Introduced February 11, 2025 by Charles Ernest Grassley · Last progress February 11, 2025
The bill increases PBM transparency, regulatory enforcement, and whistleblower protections to curb abusive PBM practices and help pharmacies and patients, but it also raises compliance, enforcement, and litigation costs and creates regulatory and privacy uncertainties that could be passed on to consumers and complicate operations for businesses and government programs.
Patients, plan sponsors, pharmacies, and taxpayers would gain much greater PBM price-and-fee transparency (disclosure of costs, markups, rebates and per-drug/per-PBM data), making it easier for plans, regulators, and pharmacies to detect unfair practices and explain price gaps.
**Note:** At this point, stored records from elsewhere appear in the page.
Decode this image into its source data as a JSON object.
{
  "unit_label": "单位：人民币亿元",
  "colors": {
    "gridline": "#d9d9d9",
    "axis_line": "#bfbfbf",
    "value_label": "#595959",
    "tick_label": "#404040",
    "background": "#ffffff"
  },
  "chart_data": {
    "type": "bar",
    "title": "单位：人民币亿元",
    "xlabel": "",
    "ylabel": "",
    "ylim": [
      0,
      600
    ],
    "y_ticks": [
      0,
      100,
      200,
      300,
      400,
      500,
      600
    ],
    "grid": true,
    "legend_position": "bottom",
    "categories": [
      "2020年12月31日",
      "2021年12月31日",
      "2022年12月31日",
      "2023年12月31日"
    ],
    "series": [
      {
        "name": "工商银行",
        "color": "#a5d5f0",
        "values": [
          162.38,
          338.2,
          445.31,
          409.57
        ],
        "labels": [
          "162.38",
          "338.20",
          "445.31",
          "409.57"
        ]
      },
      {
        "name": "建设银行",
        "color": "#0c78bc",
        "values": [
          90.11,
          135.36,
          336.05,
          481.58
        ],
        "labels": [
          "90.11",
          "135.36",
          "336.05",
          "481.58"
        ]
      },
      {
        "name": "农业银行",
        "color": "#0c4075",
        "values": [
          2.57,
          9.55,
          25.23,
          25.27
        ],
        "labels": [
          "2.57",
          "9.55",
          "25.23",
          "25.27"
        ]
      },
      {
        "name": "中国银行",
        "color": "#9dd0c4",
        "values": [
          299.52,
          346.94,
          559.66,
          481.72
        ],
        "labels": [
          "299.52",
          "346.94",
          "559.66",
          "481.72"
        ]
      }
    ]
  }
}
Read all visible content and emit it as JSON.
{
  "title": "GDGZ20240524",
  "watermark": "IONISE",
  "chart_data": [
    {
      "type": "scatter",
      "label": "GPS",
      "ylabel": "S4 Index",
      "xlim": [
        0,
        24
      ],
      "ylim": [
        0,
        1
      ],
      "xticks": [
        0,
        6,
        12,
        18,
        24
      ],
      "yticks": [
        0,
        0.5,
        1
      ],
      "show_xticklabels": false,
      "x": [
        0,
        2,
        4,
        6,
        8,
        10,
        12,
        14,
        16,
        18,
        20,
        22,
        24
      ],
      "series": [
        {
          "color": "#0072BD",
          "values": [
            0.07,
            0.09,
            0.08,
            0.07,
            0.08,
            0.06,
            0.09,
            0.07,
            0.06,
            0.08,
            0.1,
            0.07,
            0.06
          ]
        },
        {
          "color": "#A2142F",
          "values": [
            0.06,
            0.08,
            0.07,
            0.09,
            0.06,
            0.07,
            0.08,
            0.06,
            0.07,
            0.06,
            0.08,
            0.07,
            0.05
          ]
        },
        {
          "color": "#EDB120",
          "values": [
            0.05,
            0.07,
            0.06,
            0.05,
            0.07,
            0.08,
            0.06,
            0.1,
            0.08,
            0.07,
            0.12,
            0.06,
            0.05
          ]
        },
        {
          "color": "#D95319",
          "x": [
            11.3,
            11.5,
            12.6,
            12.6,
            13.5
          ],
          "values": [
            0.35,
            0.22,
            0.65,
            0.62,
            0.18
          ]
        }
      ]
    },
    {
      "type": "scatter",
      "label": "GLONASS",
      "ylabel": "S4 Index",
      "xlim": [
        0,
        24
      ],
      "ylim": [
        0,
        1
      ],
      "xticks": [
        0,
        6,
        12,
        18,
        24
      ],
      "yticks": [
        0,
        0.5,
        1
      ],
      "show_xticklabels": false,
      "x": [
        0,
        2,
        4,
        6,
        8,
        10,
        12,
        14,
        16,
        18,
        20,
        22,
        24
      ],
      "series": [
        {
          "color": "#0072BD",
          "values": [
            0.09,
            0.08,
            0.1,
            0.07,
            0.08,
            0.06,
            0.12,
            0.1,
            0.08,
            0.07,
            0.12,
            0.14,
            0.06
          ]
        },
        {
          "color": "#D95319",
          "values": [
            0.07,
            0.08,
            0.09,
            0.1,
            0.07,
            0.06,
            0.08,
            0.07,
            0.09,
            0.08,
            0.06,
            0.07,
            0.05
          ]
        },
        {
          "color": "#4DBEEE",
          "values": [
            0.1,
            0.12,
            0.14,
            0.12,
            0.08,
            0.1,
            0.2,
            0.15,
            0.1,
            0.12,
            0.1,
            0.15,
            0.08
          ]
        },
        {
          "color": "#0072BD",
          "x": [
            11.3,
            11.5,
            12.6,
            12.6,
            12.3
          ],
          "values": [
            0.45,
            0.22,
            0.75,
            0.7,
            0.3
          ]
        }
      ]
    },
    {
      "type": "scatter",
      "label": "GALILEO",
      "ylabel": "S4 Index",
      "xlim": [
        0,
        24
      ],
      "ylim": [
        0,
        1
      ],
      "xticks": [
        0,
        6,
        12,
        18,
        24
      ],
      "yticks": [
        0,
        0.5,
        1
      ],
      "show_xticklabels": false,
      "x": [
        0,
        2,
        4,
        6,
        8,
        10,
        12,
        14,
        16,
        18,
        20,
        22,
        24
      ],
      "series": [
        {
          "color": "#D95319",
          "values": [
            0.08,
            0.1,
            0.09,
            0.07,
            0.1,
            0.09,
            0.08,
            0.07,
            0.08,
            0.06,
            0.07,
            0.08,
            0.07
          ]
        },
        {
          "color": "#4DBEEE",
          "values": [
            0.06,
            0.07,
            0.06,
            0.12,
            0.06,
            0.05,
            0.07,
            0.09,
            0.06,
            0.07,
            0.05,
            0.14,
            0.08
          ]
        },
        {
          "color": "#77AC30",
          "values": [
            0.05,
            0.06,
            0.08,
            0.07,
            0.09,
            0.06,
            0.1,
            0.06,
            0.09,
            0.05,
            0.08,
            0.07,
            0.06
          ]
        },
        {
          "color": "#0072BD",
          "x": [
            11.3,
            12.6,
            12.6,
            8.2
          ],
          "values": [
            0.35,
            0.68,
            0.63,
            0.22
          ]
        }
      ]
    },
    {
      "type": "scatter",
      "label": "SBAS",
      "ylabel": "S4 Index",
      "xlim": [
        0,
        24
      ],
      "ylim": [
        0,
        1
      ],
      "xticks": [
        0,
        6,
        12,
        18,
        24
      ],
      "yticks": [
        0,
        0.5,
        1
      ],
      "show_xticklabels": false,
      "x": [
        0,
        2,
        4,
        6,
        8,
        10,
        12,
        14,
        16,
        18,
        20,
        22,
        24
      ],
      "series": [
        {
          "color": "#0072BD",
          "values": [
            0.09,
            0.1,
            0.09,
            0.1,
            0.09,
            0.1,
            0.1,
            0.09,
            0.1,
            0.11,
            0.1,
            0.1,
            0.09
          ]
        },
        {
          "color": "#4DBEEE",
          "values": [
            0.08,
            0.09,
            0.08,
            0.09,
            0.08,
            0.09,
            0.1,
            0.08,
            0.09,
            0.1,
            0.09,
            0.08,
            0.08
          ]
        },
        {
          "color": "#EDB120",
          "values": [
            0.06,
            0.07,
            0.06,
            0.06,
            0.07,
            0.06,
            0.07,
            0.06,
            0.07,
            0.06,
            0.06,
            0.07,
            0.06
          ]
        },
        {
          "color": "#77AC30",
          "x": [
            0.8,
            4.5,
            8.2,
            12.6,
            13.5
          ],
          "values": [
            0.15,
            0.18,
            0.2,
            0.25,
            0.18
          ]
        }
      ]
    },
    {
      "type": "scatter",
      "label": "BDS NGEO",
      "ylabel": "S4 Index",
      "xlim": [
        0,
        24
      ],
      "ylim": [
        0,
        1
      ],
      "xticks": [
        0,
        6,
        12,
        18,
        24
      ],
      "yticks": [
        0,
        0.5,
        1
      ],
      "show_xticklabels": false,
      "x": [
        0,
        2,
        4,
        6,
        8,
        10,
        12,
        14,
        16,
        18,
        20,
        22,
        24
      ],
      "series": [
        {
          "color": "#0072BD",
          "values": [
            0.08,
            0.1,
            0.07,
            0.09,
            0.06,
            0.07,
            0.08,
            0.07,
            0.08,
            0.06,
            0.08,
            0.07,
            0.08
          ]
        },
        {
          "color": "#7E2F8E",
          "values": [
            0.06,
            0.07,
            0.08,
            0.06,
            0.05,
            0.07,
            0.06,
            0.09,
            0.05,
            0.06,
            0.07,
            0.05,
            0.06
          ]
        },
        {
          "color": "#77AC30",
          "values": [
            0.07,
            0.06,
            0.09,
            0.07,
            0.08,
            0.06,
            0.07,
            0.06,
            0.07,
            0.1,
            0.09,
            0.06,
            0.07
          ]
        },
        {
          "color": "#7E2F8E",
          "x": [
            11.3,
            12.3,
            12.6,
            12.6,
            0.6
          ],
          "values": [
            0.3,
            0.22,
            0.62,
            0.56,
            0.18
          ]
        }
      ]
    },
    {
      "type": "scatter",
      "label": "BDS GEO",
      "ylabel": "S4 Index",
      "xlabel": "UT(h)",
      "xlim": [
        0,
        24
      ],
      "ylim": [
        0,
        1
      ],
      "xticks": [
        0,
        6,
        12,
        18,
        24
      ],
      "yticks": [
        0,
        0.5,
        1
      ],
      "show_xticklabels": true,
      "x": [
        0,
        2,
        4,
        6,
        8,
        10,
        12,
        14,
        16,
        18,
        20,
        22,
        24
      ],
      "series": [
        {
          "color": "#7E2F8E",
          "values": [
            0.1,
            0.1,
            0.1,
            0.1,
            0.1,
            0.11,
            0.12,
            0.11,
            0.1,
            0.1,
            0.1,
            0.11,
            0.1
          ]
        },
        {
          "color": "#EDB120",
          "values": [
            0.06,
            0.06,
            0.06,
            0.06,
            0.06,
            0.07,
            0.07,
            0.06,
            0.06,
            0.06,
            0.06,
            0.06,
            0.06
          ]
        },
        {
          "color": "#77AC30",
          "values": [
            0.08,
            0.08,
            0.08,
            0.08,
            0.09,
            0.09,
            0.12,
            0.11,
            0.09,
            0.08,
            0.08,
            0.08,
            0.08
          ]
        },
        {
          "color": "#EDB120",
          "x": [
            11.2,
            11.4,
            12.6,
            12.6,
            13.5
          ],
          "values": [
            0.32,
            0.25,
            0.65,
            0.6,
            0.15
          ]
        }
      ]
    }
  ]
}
Consumers and patients would get stronger enforcement tools because the FTC (and state attorneys general) can pursue unlawful PBM practices with civil penalties and injunctive relief, increasing deterrence of harmful conduct.
Independent pharmacies and pharmacists (and hospital pharmacies) would face fewer surprise clawbacks and have better access to data exposing fees and DIR charges, improving cash flow, financial predictability, and ability to seek enforcement or remedies.
Employers, plans, and consumers could bear higher costs because PBMs and pharmacies will incur significant new compliance, reporting, and administrative expenses that are likely to be passed on as higher premiums, administrative fees, or drug prices.
PBMs may respond to limits on retained spread by raising administrative fees or negotiating higher prices with manufacturers, which could offset intended savings and raise costs for plans and beneficiaries.
The bill substantially raises litigation and enforcement risk for firms (larger civil fines, private suits, state interventions, and barred arbitration), increasing legal costs, duplicative enforcement exposure, and the chance of defensive or disruptive litigation against providers and insurers.
Based on analysis of 9 sections of legislative text.
Prohibits certain pharmacy benefit manager (PBM) practices that hide or retain money between what health plans pay and what pharmacies receive, bans arbitrary clawbacks or fee increases tied to federal policy changes, and creates civil and criminal rules against false reporting to federal agencies. Requires yearly, aggregated PBM transparency reports to the FTC and HHS, mandates FTC and GAO studies and reports about PBM markets and formularies, strengthens whistleblower protections with a private right of action, and makes the FTC the primary federal enforcer with additional civil penalties. The law also requires PBMs to protect patient/provider identifying data and preserves state law authority.